Cation Chemistry and Molecular Weight Effects on the Ion Conductivity in PEO-based Electrolytes
Chrysostomos Papamichail, Olympia Techlemtzi, Georgia Nikolakakou, Emmanouil Glynos
Abstract
High Resolution Image Download MS PowerPoint Slide This study investigates the fundamental influence of cation chemistry on the ionic conductivity of PEO-based electrolytes, with implications for advancing polymer electrolyte design. Two PEO systems─high molecular weight ( M w = 100 kg/mol) and low molecular weight ( M w = 0.35 kg/mol)─were blended with LiTFSI and NaTFSI salts to explore ion transport mechanisms. In the high- M w PEO, where ion hopping dominates, smaller Li + ions exhibit higher conductivity (σ LiTFSI > σ NaTFSI ). In contrast, the low- M w PEO, where ion diffusion is the primary mechanism, shows higher conductivity for larger Na + ions (σ NaTFSI > σ LiTFSI ). In the former, rheology measurements indicate that larger Na + cations form more transient EO:Na + contact, hindering cation hopping and reducing conductivity.
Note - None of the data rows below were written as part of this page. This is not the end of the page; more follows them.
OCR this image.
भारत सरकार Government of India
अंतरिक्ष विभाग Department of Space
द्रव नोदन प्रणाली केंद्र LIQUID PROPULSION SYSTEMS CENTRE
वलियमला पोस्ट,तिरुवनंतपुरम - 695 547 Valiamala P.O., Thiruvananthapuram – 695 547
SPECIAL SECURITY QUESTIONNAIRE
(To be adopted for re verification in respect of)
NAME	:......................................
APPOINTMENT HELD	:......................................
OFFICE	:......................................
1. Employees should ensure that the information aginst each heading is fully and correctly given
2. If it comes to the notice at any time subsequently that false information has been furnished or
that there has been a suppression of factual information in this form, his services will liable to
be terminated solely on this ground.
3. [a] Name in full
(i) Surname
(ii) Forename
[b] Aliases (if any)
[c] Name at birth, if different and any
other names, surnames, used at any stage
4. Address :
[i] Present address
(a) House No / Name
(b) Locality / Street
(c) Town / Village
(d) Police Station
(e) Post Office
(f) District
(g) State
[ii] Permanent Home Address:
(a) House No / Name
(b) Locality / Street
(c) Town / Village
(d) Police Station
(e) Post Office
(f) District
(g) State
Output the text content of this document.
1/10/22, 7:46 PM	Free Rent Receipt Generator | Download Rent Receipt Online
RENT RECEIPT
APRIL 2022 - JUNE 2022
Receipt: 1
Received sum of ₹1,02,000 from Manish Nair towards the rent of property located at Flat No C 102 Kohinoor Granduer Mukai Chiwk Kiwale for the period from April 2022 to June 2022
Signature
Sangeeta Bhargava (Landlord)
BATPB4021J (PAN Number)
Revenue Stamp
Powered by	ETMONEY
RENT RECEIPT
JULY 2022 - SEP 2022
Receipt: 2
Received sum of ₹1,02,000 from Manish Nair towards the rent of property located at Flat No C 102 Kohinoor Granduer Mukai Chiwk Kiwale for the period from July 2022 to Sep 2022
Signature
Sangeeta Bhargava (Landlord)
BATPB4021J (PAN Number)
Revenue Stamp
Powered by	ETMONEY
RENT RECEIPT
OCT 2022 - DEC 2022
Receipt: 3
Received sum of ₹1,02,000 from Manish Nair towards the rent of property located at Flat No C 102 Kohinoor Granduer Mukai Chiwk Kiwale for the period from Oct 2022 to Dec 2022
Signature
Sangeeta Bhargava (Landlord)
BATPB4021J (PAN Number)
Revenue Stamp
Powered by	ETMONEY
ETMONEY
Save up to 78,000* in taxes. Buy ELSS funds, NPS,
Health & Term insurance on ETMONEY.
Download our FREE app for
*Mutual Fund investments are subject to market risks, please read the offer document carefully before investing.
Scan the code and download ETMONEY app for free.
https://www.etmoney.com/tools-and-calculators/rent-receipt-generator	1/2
In the latter, the stronger EO:Li + interactions lead to a larger hydrodynamic radius and slower diffusion. Notably, PEO-0.35K:NaTFSI exhibits a room-temperature conductivity of σ NaTFSI ≈ 4 × 10 –4 S/cm, meeting the requirements for practical applications. These findings highlight the potential of low- M w PEO and Na-based electrolytes for the development of efficient Na-ion batteries.